Re: Performance improvement in perl scripts
by sundialsvc4 (Abbot) on Apr 26, 2012 at 11:58 UTC

    The “80/20 rule” applies all over the place when it comes to talking about computers:   such as, “80% of the time is spent in 20% of the code,” or, “80% of the code is [almost] never used anyway,” and so on.

    Having decided upon a reasonably efficient algorithm, for what the program actually needs to do (and no more...), measure to see the particular spots where the program is running both frequently and slowly.

    Human-perceptible slowdowns are almost always going to involve input/output:   either inefficient operations against actual files, or, perhaps more likely, wasteful use of memory which causes thrashing.
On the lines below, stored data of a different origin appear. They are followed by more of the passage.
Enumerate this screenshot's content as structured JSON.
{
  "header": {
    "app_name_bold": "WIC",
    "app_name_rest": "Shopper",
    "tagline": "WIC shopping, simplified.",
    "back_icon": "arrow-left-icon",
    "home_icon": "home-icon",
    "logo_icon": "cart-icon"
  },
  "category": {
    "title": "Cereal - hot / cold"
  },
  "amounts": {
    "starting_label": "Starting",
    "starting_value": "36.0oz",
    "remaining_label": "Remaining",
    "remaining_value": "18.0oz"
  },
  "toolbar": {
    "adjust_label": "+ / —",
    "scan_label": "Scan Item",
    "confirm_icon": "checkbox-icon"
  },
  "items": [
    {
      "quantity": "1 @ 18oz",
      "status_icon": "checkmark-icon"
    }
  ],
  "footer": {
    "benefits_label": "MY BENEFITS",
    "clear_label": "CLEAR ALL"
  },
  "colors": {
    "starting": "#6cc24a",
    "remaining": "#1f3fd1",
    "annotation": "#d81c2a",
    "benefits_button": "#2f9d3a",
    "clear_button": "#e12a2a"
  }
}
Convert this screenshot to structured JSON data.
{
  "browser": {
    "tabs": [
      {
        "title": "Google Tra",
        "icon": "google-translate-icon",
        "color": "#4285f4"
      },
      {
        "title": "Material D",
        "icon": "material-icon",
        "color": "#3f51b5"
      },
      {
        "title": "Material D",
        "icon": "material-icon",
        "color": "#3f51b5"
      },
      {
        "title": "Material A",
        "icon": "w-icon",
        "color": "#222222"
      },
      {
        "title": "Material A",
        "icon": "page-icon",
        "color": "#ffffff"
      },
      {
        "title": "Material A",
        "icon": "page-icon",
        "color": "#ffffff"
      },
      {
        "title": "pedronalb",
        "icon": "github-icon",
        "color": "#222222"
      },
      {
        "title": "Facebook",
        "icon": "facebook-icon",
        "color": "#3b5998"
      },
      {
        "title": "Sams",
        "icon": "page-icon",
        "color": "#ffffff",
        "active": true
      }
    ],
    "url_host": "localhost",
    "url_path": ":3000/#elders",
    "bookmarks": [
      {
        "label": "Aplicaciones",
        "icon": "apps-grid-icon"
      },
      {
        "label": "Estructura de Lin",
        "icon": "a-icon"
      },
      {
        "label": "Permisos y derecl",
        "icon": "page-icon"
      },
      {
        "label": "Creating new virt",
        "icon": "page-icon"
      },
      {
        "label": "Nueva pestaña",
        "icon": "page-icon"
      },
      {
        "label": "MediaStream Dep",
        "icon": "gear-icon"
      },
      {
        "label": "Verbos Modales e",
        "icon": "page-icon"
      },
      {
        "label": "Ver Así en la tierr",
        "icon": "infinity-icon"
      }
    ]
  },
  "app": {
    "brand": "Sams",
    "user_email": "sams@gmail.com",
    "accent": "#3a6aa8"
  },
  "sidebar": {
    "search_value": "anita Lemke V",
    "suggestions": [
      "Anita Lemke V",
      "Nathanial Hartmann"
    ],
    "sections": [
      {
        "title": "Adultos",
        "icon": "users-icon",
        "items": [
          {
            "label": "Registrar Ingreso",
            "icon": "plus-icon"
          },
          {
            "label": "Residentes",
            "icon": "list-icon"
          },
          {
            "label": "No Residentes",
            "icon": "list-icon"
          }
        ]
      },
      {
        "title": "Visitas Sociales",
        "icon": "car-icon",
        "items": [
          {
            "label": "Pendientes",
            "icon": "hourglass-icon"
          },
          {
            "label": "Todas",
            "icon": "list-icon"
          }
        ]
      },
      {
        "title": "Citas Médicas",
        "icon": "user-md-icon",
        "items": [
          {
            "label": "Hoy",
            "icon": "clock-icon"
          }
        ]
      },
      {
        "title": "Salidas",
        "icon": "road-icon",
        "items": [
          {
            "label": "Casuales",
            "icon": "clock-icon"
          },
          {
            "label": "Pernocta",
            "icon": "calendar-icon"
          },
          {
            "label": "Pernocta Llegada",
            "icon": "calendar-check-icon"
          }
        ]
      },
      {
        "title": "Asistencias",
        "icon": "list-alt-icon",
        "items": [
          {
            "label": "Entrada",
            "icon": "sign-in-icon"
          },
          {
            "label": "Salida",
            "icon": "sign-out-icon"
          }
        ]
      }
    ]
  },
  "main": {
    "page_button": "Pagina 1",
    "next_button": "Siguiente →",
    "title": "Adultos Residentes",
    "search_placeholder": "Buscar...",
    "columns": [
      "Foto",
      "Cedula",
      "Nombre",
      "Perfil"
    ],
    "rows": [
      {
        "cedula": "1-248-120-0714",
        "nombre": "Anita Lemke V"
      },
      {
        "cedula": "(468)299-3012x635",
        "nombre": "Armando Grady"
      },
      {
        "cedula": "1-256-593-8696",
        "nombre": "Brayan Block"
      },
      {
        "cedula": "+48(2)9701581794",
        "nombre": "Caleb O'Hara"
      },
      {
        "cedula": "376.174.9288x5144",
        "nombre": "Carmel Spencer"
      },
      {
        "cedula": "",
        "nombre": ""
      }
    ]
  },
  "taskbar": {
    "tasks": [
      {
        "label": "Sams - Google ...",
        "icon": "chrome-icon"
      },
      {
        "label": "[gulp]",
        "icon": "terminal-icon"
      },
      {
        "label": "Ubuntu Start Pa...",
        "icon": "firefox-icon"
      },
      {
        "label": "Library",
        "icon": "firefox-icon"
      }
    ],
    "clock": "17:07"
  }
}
    Performance improvements are usually trade-offs:   you get something, you pay something.   That decision will be yours.

    Finally, there is this august maxim from the venerable Elements of Programming Style:   don’t “diddle” the code to make it faster .. find a better algorithm.   I suggest that this notion should lead you very frequently to CPAN; to the assumption that a “better algorithm” probably exists, and that a CPAN author probably found it.

    actually
      to the assumption that a “better algorithm” probably exists, and that a CPAN author probably found it.
      Maybe. But do realize that something being on CPAN only means that a author found a algorithm. It may be correct, it may not be. It may be better, it may not be. The more times a wheel has been reinvented, the chance one of the authors has a better algorithm increases. It's also going to be harder to pick the better one (as there will be more choice).

      Do also note that many CPAN authors try to be "complete", and engineer their provided solution to be as general as possible. That usually comes with a price. In fact, if performance really matters, not using CPAN is often the better solution: now you can create something that's tailor made for your environment, and you don't have to pay a price for being more general.

        Even when we choose not to use the module, the time spent looking for it is seldom wasted. Module documentation often reveals special cases or other aspects of the problem which we had not thought of.

        True, modules may not be correct. The same can be said for own code (especially code optimized to a different standard). At least, the module has withstood the criticism of a fairly large base of users.